History of the Program

Drawing on faculty and graduate students associated with the Program in Social Theory and Cross-Cultural Studies, as well as others interested in the possibilities of developing a flexible model for the institutionalization of cultural studies, Cultural Studies @ UNC was established in July of 1995, quickly attaining state-wide, national and international prominence for its encouragement of interdisciplinary research and education in cultural studies. Our 1995-96 inaugural lecture series featured such prominent international cultural studies scholars as Stuart Hall, Catherine Hall, Tony Bennett, Paul Gilroy, Vron Ware, Johannes Fabian and Henry Giroux, as well as an undergraduate-coordinated conference Vertigo: A conference on autobiography and identity, featuring Dick Hebdige.
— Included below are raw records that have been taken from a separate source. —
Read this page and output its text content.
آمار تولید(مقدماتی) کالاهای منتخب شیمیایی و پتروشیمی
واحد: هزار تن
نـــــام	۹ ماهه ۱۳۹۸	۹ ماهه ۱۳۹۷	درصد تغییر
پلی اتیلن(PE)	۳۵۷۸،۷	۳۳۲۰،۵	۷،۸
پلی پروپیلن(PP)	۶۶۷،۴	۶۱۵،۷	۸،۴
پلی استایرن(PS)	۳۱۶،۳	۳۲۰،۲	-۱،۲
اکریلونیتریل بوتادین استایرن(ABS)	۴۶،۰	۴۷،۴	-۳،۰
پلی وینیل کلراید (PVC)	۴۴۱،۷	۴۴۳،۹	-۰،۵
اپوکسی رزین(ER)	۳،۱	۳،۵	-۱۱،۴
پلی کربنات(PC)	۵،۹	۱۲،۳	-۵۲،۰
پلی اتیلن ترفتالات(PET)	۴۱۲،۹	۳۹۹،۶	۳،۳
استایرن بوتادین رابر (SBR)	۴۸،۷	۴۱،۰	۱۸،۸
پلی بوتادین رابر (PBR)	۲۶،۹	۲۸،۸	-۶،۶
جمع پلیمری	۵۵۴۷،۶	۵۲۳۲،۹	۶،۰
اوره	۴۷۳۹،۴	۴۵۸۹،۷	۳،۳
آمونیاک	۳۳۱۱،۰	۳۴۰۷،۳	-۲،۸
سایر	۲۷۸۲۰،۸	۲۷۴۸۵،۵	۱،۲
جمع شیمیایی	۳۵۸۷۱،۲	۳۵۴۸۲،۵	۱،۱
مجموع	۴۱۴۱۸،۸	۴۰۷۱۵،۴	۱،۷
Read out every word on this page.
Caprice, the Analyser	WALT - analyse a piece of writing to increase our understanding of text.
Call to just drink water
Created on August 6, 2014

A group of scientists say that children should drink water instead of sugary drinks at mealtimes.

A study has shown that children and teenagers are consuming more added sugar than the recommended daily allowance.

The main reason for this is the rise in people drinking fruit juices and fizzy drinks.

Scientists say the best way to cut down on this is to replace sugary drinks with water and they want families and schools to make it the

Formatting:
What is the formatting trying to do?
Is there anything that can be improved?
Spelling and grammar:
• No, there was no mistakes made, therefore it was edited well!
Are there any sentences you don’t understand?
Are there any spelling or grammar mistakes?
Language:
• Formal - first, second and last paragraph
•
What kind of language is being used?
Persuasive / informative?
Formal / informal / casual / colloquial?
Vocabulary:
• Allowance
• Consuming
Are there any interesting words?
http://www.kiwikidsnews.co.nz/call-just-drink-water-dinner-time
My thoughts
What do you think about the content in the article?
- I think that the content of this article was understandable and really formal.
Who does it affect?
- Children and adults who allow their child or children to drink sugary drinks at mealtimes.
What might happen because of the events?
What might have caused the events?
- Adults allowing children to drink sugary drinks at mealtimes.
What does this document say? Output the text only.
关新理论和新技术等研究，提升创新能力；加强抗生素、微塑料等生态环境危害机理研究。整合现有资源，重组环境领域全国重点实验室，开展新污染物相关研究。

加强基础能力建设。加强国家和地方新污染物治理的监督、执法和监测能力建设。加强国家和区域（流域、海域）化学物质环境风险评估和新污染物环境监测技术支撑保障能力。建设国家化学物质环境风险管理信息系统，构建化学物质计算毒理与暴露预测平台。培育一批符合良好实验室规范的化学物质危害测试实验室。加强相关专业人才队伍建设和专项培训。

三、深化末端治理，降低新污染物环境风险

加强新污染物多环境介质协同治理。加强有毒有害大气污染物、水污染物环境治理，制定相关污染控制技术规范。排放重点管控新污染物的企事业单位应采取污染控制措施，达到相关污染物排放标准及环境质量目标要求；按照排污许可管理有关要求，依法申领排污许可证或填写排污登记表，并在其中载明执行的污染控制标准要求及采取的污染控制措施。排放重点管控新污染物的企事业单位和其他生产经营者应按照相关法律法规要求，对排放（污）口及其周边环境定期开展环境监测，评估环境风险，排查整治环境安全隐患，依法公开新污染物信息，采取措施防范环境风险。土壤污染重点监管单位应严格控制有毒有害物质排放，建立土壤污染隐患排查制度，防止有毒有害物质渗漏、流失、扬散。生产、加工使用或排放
“Medical Cultures,” the theme of the 1996-97 series, connected the rich resources of the local, national and international medical and the academic communities: Anne Balsamo, Lisa Cartwright, Paul Farmer, Margaret Lock, Bruno Latour, Allan Young and Paula Treichler. This series culminated in Telling Bodies: A conference on medical narratives and narratives of medicine, a rare opportunity for dialogue between medical professionals, scholars and the various publics that they serve.
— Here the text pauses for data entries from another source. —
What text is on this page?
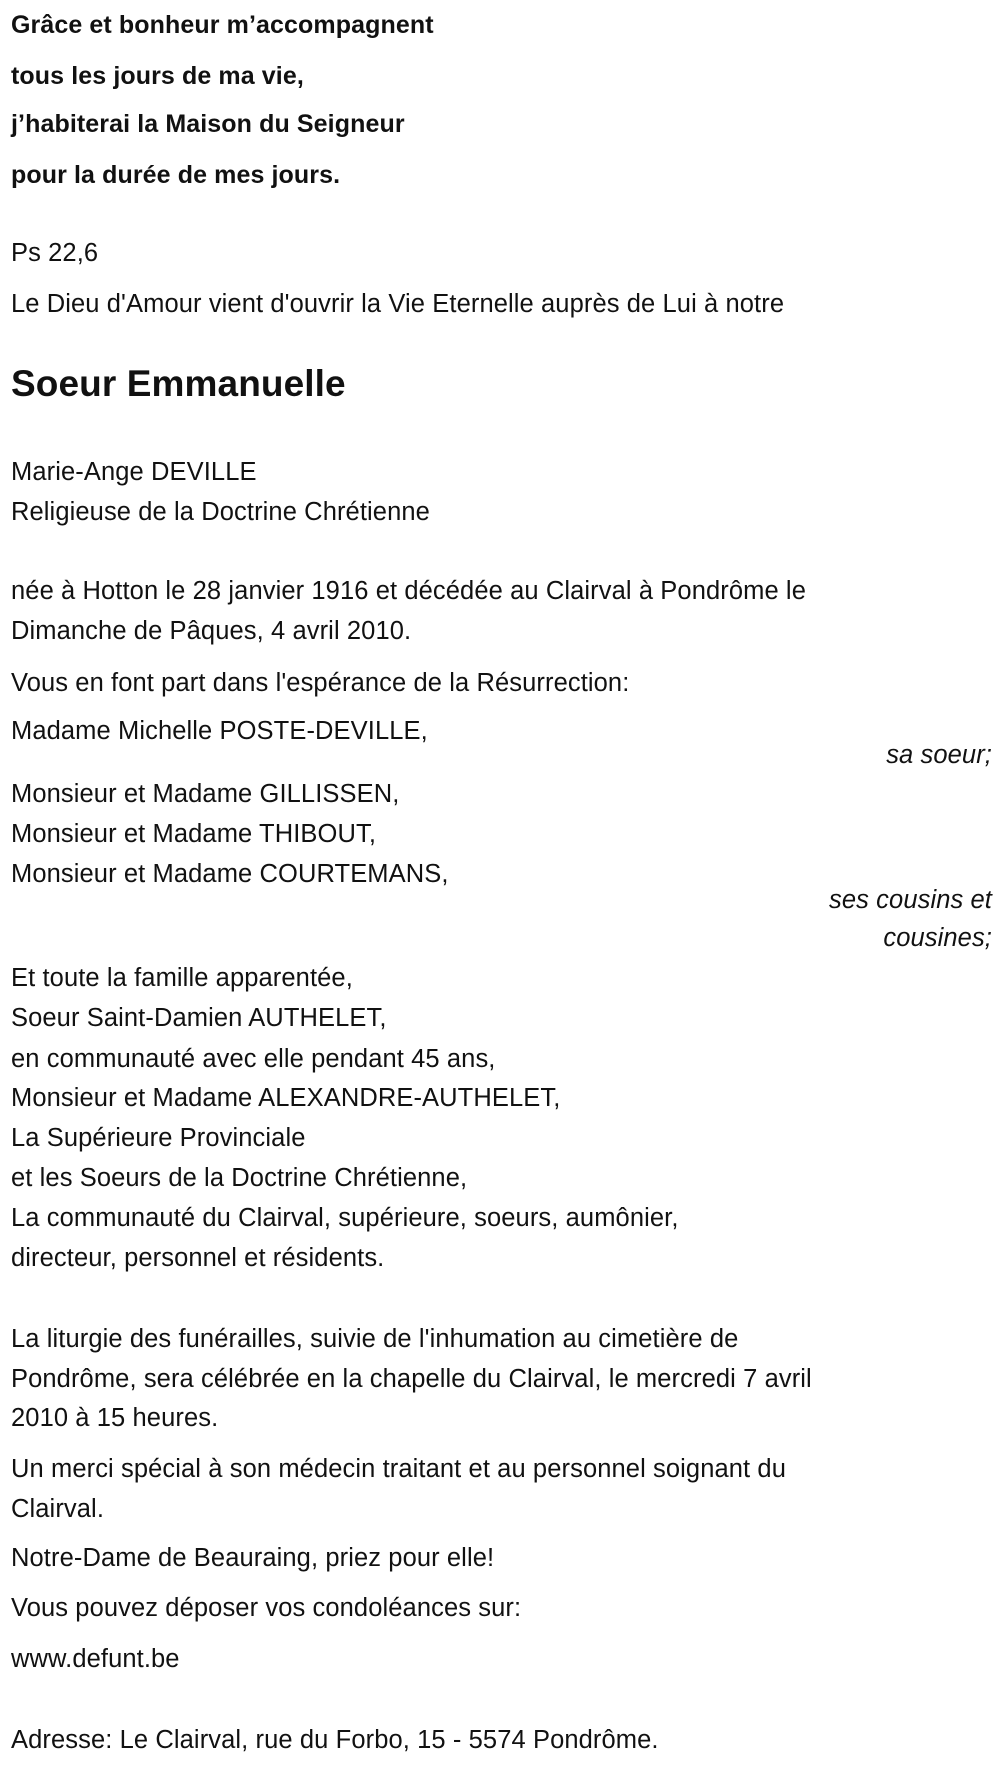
Grâce et bonheur m’accompagnent
tous les jours de ma vie,
j’habiterai la Maison du Seigneur
pour la durée de mes jours.
Ps 22,6
Le Dieu d'Amour vient d'ouvrir la Vie Eternelle auprès de Lui à notre
Soeur Emmanuelle
Marie-Ange DEVILLE
Religieuse de la Doctrine Chrétienne
née à Hotton le 28 janvier 1916 et décédée au Clairval à Pondrôme le
Dimanche de Pâques, 4 avril 2010.
Vous en font part dans l'espérance de la Résurrection:
Madame Michelle POSTE-DEVILLE,
sa soeur;
Monsieur et Madame GILLISSEN,
Monsieur et Madame THIBOUT,
Monsieur et Madame COURTEMANS,
ses cousins et
cousines;
Et toute la famille apparentée,
Soeur Saint-Damien AUTHELET,
en communauté avec elle pendant 45 ans,
Monsieur et Madame ALEXANDRE-AUTHELET,
La Supérieure Provinciale
et les Soeurs de la Doctrine Chrétienne,
La communauté du Clairval, supérieure, soeurs, aumônier,
directeur, personnel et résidents.
La liturgie des funérailles, suivie de l'inhumation au cimetière de
Pondrôme, sera célébrée en la chapelle du Clairval, le mercredi 7 avril
2010 à 15 heures.
Un merci spécial à son médecin traitant et au personnel soignant du
Clairval.
Notre-Dame de Beauraing, priez pour elle!
Vous pouvez déposer vos condoléances sur:
www.defunt.be
Adresse: Le Clairval, rue du Forbo, 15 - 5574 Pondrôme.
This commitment to engaging the various publics at UNC and in North Carolina continued to drive the 1997-98 Cultural Studies @ UNC lecture series, “Culture and the Environment” and the 1998-99 lecture series, “CS4 intersections” represented some of the most exciting work in cultural studies, poised at the interstices of critical, cultural, queer, political, and performance theories, and engaged with issues of crucial importance to our contemporary context.